Breaking it down to the branch level, we can see how far each branch has been successful in its efforts to build the votes for reject beyond the core members that signed the #NoChange petition. For each branch the number of declarations is low, but still there are clear trends visible, for example in how the branch recommendation attracted votersbeyond the core. I know that one branch committee has been agonising over whether to state a branch position, while others immediately communicated in the strongest terms that they called for a reject vote from their members.

The twitter declarations suggest the very worst way for a branch to encourage a no vote beyond their petition core was to state a branch position to reject. Kent gained no reject declarations on twitter beyond those on the petition, though they admittedly had by far the largest number of petition signatories of any branch. Kent therefore had a very strong core no vote, but one that didn’t appear to expand during the ballot. In contrast, the largest growth of reject declarations off the petition came from Cardiff, Oxford, York and QMUL, with only QMUL calling for a no vote. Overall there is a clear trend, that declaring for reject does not build the no vote; if a branch wanted to encourage an accept vote, the best approach would have been to call for a reject! Clearly those that work in universities do not like being told how to vote by their branch.

It also appears that those outside the core are also not encouraged to vote reject by branches that strongly criticise the General Secretary during the ballot. Ten branches signed a letter sent last Friday, very strongly questioning the conduct and implementation of this ballot. They were later joined by at least one additional branch. Those branches have seen their reject vote outside of the #NoChange petition core statistically significantly weaker than in general. Or course correlation doesn’t imply causality, but this result does suggest more care has to be taken before deciding how branches might make such criticisms in the middle of a ballot, if it is not to adversely affect their ability to build the vote.

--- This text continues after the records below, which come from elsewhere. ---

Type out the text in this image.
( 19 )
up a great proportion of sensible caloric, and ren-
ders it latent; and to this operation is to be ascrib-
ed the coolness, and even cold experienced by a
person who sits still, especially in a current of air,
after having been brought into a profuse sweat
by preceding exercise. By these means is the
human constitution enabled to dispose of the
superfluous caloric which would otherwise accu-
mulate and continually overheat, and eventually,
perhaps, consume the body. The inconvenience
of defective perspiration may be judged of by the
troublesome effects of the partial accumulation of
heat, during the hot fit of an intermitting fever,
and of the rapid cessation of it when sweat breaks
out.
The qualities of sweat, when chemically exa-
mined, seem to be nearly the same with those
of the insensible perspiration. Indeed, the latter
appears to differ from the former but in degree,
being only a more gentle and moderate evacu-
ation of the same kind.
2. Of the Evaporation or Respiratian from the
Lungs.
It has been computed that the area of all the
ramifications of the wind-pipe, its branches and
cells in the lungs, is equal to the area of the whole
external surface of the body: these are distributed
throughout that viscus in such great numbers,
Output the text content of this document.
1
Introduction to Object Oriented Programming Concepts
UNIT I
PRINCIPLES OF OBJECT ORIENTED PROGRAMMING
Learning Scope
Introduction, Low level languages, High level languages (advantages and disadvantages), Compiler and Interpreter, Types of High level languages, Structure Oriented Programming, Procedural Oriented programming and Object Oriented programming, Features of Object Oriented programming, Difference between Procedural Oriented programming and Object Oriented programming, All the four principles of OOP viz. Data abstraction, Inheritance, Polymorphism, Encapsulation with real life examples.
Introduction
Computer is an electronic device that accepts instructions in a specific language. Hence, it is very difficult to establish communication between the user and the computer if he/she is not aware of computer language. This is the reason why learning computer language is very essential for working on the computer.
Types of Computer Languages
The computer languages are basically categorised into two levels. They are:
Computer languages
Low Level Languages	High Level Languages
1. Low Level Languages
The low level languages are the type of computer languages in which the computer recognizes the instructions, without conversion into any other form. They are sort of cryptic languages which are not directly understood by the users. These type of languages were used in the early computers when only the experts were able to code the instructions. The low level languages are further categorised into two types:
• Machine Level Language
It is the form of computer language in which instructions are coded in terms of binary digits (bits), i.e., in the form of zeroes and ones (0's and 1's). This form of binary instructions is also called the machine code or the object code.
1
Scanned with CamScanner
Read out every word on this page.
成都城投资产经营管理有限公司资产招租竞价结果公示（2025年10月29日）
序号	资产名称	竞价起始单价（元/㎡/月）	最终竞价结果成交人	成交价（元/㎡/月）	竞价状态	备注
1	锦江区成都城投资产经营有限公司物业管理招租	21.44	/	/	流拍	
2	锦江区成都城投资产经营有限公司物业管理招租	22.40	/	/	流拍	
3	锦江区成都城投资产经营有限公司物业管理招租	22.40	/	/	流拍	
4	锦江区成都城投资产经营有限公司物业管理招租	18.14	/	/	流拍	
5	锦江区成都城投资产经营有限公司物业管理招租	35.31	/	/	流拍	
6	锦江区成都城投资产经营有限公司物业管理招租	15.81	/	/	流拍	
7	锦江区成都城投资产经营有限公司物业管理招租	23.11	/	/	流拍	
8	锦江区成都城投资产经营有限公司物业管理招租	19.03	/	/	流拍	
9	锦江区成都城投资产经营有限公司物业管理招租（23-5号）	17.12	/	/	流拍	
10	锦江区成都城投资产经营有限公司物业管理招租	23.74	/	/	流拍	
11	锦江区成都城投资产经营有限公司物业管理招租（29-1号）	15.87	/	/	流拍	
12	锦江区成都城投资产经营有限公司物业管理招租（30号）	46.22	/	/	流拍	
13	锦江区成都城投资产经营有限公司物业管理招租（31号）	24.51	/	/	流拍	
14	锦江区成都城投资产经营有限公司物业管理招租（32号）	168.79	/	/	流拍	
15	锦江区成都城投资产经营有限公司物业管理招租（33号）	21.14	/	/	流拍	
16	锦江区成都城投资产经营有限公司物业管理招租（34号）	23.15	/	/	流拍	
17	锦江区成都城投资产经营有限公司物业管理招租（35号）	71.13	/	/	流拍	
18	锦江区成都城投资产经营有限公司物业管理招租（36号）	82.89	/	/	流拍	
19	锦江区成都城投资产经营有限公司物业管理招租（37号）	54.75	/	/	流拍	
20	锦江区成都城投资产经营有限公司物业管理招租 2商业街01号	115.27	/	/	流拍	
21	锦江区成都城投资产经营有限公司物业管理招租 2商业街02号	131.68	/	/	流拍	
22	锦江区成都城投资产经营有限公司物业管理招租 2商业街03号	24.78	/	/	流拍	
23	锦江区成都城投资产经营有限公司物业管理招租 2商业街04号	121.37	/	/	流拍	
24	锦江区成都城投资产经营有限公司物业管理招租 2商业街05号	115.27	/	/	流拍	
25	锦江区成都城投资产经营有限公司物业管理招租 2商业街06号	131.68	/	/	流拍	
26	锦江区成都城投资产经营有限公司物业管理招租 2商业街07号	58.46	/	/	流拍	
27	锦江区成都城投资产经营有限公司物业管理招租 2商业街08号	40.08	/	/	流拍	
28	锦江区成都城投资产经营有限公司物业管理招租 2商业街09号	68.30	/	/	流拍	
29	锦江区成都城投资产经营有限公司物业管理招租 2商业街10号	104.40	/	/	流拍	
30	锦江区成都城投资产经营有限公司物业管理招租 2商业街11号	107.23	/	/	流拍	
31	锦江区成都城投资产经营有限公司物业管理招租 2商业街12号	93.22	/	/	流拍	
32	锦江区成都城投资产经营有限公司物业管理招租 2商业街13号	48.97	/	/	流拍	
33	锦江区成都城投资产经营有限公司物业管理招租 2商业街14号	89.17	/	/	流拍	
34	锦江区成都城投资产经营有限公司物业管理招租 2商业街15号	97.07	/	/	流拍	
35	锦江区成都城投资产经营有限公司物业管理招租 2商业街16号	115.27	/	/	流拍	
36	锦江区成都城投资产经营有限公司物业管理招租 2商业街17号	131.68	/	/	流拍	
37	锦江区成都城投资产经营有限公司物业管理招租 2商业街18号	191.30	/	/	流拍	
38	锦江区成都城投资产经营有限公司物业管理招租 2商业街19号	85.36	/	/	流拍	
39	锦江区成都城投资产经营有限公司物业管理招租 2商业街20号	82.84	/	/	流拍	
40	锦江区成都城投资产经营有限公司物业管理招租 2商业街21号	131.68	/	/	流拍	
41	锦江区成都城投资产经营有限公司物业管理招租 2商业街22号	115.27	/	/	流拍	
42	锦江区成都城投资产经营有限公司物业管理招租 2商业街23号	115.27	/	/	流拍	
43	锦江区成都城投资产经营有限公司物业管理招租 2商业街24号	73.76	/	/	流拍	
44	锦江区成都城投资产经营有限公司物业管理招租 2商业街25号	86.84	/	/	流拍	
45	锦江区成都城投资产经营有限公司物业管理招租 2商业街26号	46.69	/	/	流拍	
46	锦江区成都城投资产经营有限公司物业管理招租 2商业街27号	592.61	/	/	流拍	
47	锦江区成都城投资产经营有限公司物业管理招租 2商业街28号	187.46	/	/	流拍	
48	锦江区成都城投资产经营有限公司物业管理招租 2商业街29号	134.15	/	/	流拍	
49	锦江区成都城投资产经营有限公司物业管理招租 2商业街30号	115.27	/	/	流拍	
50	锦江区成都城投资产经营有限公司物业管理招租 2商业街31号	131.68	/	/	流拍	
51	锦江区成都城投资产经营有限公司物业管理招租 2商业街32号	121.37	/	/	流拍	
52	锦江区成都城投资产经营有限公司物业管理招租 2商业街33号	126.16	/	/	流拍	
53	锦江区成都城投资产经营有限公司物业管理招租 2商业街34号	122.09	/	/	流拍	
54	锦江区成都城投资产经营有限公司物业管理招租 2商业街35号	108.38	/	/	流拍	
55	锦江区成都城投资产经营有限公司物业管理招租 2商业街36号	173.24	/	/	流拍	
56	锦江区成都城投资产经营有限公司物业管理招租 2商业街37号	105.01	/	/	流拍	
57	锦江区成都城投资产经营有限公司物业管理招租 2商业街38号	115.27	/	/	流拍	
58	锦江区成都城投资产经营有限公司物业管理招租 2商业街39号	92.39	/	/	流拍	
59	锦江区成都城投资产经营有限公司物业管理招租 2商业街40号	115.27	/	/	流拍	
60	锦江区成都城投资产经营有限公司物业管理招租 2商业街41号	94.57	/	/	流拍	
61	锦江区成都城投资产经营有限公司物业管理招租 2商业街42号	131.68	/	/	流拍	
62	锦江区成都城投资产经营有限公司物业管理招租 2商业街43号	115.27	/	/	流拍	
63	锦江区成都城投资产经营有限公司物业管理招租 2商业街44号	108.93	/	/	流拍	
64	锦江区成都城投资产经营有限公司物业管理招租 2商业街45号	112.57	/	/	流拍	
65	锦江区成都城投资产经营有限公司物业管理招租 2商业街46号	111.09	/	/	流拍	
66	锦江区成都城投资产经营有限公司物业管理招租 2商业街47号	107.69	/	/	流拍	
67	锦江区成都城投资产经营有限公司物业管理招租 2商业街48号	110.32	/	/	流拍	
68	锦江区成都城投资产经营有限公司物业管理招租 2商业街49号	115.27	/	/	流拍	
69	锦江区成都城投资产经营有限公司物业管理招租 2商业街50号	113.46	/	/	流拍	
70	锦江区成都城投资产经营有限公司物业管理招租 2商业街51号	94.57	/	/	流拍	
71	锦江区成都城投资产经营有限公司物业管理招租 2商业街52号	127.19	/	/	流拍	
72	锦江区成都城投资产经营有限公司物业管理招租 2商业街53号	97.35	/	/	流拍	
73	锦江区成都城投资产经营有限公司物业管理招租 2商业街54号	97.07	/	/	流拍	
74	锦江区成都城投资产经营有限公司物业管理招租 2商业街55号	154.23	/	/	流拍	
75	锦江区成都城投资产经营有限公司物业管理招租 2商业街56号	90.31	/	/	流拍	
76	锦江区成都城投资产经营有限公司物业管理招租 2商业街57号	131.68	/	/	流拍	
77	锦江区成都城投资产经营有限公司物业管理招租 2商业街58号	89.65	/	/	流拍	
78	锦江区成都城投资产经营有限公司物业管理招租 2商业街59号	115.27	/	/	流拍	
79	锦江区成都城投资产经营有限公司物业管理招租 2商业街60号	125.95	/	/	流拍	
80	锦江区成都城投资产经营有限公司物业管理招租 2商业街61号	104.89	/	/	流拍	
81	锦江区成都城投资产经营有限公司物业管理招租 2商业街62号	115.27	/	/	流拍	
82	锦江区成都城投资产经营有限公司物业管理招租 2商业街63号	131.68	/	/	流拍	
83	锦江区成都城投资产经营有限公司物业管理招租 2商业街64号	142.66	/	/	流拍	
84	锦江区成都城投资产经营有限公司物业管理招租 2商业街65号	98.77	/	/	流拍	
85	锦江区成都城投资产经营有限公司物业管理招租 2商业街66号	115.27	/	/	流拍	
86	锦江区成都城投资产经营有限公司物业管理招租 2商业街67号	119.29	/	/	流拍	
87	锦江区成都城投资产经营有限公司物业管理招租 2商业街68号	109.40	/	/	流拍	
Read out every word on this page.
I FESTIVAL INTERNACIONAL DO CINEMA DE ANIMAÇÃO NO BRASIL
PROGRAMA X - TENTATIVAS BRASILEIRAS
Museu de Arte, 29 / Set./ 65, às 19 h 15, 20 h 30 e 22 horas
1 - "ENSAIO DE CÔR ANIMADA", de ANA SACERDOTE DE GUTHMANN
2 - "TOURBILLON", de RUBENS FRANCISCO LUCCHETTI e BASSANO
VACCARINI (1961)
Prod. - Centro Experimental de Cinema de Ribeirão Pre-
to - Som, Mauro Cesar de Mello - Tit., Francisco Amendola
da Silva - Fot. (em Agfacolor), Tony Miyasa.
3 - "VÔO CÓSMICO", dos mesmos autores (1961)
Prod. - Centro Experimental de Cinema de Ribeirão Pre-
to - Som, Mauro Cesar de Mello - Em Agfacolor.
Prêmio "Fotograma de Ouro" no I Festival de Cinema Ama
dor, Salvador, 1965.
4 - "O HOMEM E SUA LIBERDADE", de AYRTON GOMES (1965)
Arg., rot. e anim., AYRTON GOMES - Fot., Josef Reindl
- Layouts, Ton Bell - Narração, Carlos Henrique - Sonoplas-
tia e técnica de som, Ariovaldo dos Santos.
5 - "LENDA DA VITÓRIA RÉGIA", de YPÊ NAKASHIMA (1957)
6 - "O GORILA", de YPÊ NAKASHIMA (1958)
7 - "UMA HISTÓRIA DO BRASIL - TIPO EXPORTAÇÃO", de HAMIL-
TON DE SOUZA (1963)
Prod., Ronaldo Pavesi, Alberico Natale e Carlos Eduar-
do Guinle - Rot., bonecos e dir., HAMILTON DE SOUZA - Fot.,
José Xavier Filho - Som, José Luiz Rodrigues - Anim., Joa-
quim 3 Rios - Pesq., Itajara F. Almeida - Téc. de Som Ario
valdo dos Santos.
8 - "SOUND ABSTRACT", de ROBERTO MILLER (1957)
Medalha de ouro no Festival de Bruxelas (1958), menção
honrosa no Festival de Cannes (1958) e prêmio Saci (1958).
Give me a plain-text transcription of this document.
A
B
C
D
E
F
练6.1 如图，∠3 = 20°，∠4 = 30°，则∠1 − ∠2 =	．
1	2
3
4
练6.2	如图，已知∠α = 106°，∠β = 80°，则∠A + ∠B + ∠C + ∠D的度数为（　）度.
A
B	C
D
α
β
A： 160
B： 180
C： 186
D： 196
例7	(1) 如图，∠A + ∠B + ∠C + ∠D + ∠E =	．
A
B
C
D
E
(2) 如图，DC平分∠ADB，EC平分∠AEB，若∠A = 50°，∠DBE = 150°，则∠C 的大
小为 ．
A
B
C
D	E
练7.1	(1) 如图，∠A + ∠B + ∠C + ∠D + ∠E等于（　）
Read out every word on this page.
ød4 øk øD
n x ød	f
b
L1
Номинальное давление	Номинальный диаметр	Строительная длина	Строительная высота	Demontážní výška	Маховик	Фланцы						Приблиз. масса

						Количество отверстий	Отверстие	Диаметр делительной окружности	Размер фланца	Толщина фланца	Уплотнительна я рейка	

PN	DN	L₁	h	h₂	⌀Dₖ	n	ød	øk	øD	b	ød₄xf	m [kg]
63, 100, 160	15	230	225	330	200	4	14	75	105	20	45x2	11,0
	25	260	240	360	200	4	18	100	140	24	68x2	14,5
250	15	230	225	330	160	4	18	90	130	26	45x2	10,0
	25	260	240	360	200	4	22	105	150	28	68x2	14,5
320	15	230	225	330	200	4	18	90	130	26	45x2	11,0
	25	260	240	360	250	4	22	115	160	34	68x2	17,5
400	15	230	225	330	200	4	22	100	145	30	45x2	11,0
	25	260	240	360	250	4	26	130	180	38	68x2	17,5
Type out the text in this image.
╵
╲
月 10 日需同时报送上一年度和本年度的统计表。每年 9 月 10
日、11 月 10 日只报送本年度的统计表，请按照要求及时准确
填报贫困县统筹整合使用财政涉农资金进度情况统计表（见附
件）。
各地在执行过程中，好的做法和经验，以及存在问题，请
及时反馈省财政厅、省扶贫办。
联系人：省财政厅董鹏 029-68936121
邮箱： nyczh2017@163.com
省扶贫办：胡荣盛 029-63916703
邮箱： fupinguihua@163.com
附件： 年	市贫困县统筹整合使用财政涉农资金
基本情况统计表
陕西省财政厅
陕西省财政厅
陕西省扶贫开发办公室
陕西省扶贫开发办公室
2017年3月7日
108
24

We will know the actual ballot tomorrow, and I’ll post the data I used here a little afterwards, with names removed. I should emphasis I haven’t used any data that have not been posted publicly, either on the #NoChange petition or as voting hashtags.

However, whatever the results tomorrow, there are some important conclusions to be made. First of all, we shouldn’t flatter ourselves that we have influenced the actual vote with a few well chosen tweets and incisive blog entries. Providing information to us voters is one thing, but it looks like once we view that information as propaganda, it has no or even a negative effect on our voting. Secondly, branches might want to consider refraining from giving their members a recommendation to vote, or at least not agonise over doing it. Lastly, strong internal criticism within the union during the ballot has not gone down well in terms of building the reject vote within those critical branches, even if the criticism might be welcomed by their core supporters.

If this analysis is correct, it suggests that a less aggressive approach to the ballot might have been both more persuasive as well as sometimes less unpleasant. I would suggest it might increase turnout as well. Whatever the ballot result, we need to all work together after this, not continue the divisions we’ve seen during this ballot, and of course we need to concentrate on the major job in hand, to protect our pensions.